Empat Puluh Satu

3K 455 83
                                    

Halo! Ada yang nunggu?

Sebelum baca, bantu VOTE dulu, ya!

Selamat membaca🖤

***

Kumandang azan subuh terdengar ketika Hana baru saja membuka jendela rumah. Udara sejuk menyambutnya, membuat Hana menghirup dalam-dalam udara itu sebelum membuangnya secara perlahan. Suasana desa yang sepi membuat Hana semakin merasa tenang.

Sudah lebih dari satu minggu ini Hana berada di desa tempat ibunya di lahirkan, sebuah desa yang berada di kaki gunung. Jadi, tidak heran jika suasana di desa itu masih begitu tenang dan nyaman, terlebih di waktu subuh seperti saat ini.

Hana tersenyum kecil melihat anak-anak kecil berlarian di jalan sambil bercanda, mereka beramai-ramai pergi ke masjid, sebuah pemandangan yang jarang ia lihat jika berada di kota atau lebih tepatnya di perumahan tempat ia pernah tinggal dulu.
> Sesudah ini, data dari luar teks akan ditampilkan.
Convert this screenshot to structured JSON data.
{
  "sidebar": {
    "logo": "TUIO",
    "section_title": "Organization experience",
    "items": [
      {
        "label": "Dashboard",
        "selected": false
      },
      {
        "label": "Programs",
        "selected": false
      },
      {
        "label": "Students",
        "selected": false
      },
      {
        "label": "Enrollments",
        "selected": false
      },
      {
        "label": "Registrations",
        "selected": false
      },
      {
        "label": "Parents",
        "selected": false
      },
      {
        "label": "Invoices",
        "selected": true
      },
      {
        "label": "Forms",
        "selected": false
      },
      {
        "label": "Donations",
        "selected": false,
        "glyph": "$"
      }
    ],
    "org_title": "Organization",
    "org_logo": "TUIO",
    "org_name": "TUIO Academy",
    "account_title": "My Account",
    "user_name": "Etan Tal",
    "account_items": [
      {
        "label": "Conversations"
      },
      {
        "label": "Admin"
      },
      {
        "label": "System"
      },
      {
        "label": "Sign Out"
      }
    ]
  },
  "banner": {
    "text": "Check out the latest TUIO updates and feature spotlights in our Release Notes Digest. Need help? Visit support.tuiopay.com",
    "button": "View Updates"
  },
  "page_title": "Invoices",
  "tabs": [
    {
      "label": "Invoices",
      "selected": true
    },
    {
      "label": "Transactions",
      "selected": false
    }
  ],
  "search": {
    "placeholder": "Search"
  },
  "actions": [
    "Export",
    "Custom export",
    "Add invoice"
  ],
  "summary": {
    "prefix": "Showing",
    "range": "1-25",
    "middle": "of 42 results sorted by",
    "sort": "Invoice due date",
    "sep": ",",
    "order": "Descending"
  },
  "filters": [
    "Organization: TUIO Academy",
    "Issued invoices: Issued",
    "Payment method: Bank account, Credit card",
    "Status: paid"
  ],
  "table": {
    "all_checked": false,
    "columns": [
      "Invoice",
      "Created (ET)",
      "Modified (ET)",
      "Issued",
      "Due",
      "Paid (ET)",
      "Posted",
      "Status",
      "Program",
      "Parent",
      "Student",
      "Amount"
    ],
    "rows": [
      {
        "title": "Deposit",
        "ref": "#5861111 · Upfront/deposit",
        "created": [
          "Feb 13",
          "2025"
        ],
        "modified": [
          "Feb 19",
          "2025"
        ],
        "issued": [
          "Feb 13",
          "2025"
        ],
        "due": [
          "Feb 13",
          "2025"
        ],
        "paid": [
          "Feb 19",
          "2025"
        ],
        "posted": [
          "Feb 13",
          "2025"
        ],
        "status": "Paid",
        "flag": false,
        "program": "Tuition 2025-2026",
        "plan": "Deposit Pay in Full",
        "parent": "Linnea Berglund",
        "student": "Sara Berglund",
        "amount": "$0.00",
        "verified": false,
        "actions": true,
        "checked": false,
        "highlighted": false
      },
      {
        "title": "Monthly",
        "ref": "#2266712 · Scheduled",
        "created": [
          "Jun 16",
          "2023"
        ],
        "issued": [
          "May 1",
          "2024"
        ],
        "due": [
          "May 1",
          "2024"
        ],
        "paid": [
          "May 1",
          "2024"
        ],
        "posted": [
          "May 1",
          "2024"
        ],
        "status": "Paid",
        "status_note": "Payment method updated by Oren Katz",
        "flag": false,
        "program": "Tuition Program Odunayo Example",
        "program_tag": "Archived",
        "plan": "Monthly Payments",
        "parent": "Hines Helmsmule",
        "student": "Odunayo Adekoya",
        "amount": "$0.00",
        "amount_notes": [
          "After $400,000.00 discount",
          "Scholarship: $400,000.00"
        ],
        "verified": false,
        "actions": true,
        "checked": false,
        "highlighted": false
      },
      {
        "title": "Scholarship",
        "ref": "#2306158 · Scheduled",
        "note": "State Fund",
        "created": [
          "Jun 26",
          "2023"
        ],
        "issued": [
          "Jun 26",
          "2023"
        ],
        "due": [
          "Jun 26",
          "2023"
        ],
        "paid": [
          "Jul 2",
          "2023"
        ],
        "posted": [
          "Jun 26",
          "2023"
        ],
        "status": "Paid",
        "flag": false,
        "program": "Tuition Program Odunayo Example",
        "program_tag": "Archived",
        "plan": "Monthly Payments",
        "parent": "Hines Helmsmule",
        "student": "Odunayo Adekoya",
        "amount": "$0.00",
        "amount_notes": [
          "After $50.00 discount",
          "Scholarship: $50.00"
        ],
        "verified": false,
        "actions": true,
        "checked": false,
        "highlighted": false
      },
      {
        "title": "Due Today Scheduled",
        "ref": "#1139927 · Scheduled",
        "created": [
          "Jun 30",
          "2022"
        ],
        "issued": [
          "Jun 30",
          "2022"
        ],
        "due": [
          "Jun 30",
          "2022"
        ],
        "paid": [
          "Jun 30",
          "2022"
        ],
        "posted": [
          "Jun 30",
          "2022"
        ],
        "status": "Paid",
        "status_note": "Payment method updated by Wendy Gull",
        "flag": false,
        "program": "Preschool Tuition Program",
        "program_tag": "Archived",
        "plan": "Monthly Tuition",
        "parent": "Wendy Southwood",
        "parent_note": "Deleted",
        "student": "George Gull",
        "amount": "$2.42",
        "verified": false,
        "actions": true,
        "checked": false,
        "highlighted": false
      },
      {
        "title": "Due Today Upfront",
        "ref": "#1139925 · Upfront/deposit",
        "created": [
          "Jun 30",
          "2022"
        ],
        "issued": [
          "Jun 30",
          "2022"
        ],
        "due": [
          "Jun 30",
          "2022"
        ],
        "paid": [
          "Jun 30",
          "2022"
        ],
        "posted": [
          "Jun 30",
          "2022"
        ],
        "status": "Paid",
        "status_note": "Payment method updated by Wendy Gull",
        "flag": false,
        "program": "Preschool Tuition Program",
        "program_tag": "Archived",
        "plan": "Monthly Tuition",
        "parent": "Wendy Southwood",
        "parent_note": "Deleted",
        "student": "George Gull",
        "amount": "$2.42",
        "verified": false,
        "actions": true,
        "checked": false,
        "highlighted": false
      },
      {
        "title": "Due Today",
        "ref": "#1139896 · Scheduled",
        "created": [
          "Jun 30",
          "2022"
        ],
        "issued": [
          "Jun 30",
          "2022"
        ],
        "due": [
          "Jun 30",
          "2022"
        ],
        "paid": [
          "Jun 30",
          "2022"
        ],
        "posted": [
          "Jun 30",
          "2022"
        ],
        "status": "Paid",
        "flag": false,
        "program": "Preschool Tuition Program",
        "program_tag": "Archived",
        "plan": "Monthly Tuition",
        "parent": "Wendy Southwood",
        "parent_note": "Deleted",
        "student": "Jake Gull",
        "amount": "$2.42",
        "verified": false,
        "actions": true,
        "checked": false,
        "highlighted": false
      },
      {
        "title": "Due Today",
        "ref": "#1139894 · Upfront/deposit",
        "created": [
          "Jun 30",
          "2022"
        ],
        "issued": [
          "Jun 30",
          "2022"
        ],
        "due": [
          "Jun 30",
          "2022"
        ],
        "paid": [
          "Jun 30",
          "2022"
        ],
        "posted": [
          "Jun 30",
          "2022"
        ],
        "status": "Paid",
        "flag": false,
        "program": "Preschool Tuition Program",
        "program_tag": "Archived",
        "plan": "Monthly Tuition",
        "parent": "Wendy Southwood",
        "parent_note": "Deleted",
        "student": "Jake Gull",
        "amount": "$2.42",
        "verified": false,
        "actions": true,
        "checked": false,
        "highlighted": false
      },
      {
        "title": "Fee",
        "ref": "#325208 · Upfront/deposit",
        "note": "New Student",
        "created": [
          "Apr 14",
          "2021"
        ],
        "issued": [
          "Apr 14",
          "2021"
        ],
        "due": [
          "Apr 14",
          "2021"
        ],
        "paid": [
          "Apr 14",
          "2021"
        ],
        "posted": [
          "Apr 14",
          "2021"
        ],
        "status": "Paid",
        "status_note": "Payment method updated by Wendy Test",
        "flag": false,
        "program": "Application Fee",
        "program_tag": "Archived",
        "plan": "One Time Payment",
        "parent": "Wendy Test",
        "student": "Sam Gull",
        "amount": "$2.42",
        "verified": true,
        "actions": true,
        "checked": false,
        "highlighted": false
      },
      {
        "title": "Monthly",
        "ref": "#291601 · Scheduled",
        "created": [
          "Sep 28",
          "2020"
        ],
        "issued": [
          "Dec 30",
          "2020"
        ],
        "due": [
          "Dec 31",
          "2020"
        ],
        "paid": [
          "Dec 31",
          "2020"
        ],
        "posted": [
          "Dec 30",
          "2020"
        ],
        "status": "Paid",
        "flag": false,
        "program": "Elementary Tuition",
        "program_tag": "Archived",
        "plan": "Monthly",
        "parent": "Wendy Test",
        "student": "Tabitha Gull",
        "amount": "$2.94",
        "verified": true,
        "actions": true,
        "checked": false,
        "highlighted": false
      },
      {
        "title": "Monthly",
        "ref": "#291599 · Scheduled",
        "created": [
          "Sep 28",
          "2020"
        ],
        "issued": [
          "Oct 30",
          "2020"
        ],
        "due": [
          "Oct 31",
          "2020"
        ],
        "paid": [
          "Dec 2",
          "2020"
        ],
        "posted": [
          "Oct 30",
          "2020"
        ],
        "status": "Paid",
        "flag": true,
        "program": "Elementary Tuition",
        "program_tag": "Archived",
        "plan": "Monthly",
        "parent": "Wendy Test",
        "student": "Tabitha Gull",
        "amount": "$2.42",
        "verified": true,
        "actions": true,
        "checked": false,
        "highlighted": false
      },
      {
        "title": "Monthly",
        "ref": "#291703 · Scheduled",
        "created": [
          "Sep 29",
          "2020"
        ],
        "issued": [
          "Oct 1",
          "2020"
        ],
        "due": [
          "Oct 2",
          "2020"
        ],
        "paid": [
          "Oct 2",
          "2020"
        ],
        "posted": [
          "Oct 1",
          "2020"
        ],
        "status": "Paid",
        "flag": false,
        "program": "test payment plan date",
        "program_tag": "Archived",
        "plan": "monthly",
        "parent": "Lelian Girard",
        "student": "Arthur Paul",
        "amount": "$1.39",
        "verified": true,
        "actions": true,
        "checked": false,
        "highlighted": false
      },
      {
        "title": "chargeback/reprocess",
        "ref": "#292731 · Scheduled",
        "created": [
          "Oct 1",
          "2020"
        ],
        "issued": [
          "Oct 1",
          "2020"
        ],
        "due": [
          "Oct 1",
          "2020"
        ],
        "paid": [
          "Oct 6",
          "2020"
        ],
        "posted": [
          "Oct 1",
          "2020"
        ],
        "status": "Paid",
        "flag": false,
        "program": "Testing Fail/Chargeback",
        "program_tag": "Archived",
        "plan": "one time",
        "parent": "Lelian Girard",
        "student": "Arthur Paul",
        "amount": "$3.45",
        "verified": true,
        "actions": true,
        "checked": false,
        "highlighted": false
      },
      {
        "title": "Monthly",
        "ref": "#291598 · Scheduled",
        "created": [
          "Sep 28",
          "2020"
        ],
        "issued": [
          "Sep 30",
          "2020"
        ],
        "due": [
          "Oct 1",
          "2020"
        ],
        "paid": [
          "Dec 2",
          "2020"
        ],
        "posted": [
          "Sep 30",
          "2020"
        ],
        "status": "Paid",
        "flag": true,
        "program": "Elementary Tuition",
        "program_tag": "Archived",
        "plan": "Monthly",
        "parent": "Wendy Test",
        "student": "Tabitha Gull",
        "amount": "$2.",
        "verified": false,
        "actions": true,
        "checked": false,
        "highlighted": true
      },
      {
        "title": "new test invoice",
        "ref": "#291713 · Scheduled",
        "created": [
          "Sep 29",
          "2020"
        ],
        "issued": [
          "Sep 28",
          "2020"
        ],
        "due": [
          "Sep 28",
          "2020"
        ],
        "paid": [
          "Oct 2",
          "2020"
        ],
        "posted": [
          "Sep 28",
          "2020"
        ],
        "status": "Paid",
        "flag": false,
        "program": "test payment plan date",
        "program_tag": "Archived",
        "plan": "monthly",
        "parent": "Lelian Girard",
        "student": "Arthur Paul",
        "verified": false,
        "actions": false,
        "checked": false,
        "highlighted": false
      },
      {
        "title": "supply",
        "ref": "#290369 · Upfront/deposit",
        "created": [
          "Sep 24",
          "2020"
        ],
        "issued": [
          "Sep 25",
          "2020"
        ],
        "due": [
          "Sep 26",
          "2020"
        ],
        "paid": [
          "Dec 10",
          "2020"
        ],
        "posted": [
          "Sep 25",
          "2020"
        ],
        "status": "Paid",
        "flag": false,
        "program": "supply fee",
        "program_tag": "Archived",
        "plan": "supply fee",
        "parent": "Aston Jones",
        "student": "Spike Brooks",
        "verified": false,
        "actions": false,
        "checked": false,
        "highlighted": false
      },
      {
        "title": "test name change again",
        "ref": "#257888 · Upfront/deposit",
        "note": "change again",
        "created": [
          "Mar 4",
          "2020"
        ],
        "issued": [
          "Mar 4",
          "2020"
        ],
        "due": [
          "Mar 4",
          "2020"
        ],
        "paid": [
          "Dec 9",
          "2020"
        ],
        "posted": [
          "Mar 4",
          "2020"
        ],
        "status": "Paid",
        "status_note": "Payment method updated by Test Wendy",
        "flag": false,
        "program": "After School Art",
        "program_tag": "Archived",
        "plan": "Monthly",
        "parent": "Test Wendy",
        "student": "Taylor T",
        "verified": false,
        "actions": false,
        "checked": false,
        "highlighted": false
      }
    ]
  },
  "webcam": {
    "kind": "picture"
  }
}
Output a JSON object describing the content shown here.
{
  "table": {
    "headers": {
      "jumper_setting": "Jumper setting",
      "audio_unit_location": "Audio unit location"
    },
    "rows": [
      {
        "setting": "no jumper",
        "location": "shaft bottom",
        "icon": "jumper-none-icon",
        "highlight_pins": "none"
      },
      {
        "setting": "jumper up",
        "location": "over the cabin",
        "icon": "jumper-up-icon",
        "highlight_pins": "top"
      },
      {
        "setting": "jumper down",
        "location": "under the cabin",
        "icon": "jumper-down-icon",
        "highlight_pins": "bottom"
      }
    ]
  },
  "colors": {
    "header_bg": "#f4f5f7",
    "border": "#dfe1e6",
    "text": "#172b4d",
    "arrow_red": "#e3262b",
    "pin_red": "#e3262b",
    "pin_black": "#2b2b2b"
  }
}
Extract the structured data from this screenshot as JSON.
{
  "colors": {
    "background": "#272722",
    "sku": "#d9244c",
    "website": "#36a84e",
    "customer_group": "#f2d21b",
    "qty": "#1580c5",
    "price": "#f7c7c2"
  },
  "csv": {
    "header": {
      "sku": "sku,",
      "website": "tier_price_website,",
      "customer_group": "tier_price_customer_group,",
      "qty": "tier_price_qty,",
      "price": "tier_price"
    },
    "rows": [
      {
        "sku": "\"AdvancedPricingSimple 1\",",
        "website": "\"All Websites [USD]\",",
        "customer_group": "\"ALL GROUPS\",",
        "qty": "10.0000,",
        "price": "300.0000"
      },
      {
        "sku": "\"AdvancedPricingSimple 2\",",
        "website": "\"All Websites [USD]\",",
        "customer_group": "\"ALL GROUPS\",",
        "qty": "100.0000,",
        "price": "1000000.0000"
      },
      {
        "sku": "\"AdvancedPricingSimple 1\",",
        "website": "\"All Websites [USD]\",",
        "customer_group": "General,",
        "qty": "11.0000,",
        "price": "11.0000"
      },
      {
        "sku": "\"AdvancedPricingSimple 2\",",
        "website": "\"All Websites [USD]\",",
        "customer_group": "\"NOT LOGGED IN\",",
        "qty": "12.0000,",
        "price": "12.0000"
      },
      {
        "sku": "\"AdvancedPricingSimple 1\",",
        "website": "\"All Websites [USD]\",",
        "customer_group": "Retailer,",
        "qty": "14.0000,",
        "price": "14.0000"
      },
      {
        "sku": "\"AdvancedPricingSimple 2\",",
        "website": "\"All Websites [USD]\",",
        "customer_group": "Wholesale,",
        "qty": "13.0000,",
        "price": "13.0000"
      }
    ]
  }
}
Senyum Hana surut ketika mengingat rumah terakhir yang ia huni, masih banyak kenangan yang membekas di kepalanya. Jujur saja Hana masih sulit melupakan segala kenangan yang ada di rumah itu, mungkin juga tidak akan pernah bisa. Kenangan tentang rumah terakhirnya tidak akan mungkin bisa Hana lupakan, karena ia hanya bisa mengikhlaskannya. Hana sadar akan hal itu, jadi ia tidak akan menolak perasaan-perasaan rindu atau pun kecewa yang hadir di benaknya mengenai rumah itu. Rasanya bukan hanya Hana saja yang akan sepakat jika melupakan bukan hal yang mudah.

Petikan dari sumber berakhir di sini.